Computing $ \int_0^\infty \frac{\log x}{\exp x} \ dx $

lemma1: $$\int_{0}^{1}\dfrac{1-e^{-x}}{x}dx-\int_{1}^{\infty}\dfrac{e^{-x}}{x}dx=\gamma$$

pf:use \begin{align}\sum_{i=1}^{n}\dfrac{1}{i}&=\int_{0}^{1}\dfrac{1-t^n}{1-t}dt\\ &=\int_{0}^{n}\dfrac{1-(1-\frac{x}{n})^n}{x}dx \end{align} and $$\ln{n}=\int_{1}^{n}\dfrac{1}{x}dx$$ so $$\gamma=\lim_{n\to\infty}(\sum_{i=1}^{n}\dfrac{1}{i}-\ln{n})=\lim_{n\to\infty}\left(\int_{0}^{1}\dfrac{1-(1-x/n)^n}{x}dx-\int_{1}^{n}\dfrac{(1-x/n)^n}{x}dx\right)$$

so $$\gamma=\int_{0}^{1}\dfrac{1-e^{-x}}{x}dx-\int_{1}^{\infty}\dfrac{e^{-x}}{x}dx=\int_{0}^{1}(1-e^{-x})d(\ln{x})-\int_{1}^{\infty}e^{-x}d(\ln{x})=\cdots=-\int_{0}^{\infty}e^{-x}\ln{x}dx$$

Here is one way, just derived it (by the way, the integral is equal to $-\gamma$).
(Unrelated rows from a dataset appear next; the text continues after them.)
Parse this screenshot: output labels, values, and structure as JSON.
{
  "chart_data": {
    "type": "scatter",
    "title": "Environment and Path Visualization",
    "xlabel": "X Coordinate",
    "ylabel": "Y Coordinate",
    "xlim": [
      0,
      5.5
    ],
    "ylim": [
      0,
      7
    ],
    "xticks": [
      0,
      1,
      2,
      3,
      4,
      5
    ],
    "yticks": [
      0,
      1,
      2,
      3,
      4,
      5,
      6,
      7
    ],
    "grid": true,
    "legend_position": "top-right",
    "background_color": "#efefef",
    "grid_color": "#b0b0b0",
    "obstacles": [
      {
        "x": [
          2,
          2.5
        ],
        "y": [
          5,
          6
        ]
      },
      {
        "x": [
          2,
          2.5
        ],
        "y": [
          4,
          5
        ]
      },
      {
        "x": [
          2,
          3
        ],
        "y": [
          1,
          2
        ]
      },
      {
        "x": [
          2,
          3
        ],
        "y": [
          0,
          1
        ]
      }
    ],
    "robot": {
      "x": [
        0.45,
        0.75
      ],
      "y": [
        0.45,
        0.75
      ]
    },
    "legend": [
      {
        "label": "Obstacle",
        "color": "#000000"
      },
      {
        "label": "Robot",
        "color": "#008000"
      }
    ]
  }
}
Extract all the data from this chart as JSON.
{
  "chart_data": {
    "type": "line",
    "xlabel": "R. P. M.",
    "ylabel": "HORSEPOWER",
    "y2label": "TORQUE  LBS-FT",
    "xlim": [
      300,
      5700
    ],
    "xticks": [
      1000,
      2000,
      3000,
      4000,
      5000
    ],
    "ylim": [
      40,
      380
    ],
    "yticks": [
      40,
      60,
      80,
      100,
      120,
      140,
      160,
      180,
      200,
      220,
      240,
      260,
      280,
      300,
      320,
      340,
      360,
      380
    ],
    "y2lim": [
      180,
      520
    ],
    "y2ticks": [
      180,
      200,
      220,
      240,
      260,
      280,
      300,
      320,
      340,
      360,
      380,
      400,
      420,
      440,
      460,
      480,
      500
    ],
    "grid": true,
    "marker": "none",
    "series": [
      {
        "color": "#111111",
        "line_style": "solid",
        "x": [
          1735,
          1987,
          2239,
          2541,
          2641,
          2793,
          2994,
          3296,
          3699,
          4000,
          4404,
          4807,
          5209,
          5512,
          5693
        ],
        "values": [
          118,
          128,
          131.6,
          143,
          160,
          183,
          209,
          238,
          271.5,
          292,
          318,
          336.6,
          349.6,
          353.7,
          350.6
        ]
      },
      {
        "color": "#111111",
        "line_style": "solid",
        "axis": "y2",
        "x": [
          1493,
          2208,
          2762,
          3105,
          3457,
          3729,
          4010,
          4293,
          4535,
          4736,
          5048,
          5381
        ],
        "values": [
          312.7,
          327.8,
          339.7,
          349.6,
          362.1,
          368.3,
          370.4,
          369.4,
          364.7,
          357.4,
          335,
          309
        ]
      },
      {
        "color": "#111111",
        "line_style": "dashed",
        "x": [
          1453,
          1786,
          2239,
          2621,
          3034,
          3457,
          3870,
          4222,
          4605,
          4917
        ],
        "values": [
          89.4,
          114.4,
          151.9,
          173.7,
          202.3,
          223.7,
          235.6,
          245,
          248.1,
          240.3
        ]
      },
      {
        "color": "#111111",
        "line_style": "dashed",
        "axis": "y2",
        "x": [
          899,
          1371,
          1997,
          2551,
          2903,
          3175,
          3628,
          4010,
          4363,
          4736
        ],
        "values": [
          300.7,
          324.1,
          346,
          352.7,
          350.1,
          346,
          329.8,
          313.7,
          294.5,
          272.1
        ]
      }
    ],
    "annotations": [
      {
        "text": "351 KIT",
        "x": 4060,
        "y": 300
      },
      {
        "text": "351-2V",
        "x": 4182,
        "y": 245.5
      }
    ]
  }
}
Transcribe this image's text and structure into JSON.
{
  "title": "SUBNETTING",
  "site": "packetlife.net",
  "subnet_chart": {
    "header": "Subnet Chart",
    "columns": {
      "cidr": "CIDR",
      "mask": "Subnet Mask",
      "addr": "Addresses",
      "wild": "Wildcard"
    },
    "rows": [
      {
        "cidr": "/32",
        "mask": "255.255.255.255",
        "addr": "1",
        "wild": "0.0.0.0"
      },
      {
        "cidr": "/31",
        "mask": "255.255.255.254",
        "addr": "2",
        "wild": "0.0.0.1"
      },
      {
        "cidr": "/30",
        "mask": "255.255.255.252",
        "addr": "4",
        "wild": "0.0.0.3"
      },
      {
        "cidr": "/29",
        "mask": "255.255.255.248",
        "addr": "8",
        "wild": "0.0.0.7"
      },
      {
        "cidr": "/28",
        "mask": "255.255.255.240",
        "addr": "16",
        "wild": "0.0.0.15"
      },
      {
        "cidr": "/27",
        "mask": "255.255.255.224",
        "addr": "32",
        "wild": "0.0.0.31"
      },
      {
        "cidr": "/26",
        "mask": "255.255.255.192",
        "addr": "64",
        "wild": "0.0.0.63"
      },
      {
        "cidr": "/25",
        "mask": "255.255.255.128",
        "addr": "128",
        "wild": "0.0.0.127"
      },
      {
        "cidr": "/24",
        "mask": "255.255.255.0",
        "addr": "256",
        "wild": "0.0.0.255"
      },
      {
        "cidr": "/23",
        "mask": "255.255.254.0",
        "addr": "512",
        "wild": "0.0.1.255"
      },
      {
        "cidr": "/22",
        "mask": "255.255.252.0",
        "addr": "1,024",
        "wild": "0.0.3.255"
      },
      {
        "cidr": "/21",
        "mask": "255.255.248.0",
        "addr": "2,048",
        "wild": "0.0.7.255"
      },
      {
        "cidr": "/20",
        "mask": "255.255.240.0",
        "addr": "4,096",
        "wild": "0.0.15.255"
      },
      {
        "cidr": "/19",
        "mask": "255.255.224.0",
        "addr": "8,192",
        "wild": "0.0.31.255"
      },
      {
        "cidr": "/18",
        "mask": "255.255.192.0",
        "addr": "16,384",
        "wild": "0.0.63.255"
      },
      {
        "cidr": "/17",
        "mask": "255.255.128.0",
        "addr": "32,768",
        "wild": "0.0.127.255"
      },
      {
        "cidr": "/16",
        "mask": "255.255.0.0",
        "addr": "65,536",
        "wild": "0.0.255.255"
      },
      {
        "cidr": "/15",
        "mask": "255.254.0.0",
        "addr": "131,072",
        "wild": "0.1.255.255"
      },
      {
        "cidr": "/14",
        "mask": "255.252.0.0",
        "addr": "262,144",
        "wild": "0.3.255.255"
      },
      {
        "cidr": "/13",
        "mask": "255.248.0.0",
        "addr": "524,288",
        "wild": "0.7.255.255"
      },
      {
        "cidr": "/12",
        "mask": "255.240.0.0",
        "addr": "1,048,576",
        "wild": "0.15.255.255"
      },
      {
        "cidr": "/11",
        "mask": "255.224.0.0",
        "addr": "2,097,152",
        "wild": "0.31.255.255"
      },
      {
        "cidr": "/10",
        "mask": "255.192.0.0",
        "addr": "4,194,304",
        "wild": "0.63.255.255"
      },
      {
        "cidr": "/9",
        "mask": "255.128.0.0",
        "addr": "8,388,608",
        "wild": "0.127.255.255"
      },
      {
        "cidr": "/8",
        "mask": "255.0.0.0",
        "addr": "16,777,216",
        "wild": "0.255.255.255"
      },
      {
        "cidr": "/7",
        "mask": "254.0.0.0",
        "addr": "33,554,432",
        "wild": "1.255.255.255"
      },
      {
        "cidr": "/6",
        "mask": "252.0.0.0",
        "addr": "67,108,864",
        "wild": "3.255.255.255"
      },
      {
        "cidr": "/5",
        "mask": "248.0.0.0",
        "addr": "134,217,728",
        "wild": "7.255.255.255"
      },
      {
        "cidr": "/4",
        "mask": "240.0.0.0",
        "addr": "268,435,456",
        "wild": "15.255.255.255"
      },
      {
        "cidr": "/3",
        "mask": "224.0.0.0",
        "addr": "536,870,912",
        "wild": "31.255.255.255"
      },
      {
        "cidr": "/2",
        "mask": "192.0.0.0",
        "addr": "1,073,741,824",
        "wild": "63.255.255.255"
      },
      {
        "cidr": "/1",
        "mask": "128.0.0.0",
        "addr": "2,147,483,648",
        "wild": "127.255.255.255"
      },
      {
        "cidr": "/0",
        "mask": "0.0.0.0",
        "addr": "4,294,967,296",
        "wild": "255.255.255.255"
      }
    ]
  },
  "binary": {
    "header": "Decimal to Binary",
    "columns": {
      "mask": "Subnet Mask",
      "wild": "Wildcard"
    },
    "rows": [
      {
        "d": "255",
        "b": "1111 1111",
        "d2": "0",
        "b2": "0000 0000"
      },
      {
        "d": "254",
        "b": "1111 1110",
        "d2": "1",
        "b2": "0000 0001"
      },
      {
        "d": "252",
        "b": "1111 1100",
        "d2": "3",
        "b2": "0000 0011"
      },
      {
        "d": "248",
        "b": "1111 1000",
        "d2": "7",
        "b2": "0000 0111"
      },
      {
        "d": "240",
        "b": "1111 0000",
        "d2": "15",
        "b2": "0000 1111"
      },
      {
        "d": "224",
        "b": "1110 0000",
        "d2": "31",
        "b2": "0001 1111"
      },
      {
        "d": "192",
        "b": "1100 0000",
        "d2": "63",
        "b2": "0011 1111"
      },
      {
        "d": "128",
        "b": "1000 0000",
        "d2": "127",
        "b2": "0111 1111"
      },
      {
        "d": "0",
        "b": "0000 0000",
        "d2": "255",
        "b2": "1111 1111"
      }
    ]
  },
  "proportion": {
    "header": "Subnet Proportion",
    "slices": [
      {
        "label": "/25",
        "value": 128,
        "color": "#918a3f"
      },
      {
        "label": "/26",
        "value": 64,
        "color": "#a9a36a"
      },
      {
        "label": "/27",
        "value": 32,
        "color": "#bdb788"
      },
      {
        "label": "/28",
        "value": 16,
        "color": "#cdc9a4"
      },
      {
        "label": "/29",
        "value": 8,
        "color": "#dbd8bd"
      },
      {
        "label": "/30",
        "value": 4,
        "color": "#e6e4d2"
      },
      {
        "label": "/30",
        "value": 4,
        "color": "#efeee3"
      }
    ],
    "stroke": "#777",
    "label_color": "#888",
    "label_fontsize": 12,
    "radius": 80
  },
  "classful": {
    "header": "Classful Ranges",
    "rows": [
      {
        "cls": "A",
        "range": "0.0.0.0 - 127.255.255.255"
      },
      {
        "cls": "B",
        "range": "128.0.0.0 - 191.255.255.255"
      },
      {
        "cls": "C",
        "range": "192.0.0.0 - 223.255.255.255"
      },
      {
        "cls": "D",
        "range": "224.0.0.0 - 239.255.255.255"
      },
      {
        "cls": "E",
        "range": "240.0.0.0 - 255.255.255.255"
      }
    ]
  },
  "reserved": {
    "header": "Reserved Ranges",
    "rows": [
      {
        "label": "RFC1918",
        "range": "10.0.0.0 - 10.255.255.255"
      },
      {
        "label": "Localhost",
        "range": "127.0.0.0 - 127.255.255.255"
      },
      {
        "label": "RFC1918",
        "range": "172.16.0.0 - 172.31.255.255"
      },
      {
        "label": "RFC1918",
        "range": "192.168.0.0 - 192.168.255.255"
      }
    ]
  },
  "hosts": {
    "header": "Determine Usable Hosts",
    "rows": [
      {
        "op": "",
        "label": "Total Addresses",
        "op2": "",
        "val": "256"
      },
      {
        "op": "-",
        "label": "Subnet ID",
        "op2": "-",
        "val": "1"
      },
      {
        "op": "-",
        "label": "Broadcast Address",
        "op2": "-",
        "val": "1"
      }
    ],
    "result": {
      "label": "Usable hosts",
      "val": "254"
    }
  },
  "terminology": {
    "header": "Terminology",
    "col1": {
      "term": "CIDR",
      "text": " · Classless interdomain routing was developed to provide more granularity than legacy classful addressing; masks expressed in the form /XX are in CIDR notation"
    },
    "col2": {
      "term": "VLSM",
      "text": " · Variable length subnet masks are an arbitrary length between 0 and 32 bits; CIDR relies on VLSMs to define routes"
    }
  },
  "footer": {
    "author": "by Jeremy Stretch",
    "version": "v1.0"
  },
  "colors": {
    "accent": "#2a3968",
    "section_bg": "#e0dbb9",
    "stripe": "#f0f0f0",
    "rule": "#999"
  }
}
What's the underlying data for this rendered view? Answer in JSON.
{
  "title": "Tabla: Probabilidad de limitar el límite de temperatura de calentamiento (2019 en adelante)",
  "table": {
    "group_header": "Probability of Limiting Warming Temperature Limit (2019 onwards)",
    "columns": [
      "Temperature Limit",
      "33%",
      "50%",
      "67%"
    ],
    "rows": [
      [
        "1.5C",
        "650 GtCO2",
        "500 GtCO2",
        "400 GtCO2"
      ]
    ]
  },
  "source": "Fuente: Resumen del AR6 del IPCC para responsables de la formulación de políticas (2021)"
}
We know from Euler that you can write the logarithm as the following limit

$$\mathrm{ln}(x)=\lim_{n \to 0}\frac{x^n-1}{n}$$

The integral is now

$$\int_0^\infty \frac{\mathrm{ln} x}{\exp x}dx=\lim_{n\to 0}\frac{1}{n}\int_{0}^\infty\frac{x^n-1}{e^x}dx$$

This is just the Euler integral of second kind, thus you get

$$\int_0^\infty \frac{\mathrm{ln} x}{\exp x}dx=\lim_{n\to 0}\frac{\Gamma(n +1)-1}{n}=-\gamma$$

Recalling the Mellin transform of a function $f$

$$ F(s)=\int_{0}^{\infty}x^{s-1}f(x)dx \implies F'(s) = \int_{0}^{\infty} x^{s-1}\ln(x)f(x) dx.$$

So, taking $f(x)=e^{-x}$ and finding its Mellin transform

$$ F(s)=\Gamma(s) \implies F'(s)=\Gamma'(s) $$

Taking the limit as $s\to 1$ yields the desired resuly

$$ \lim_{s\to 1}F'(s)=-\gamma. $$

Note: You can use the identity to find the limit

$$ \psi(x)=\frac{d}{dx}\ln\Gamma(x)=\frac{\Gamma'(x)}{\Gamma(x)}\implies \Gamma'(x)=\Gamma(x)\psi(x), $$

where $\psi(x)$ is the digamma function and $\psi(1)=-\gamma$.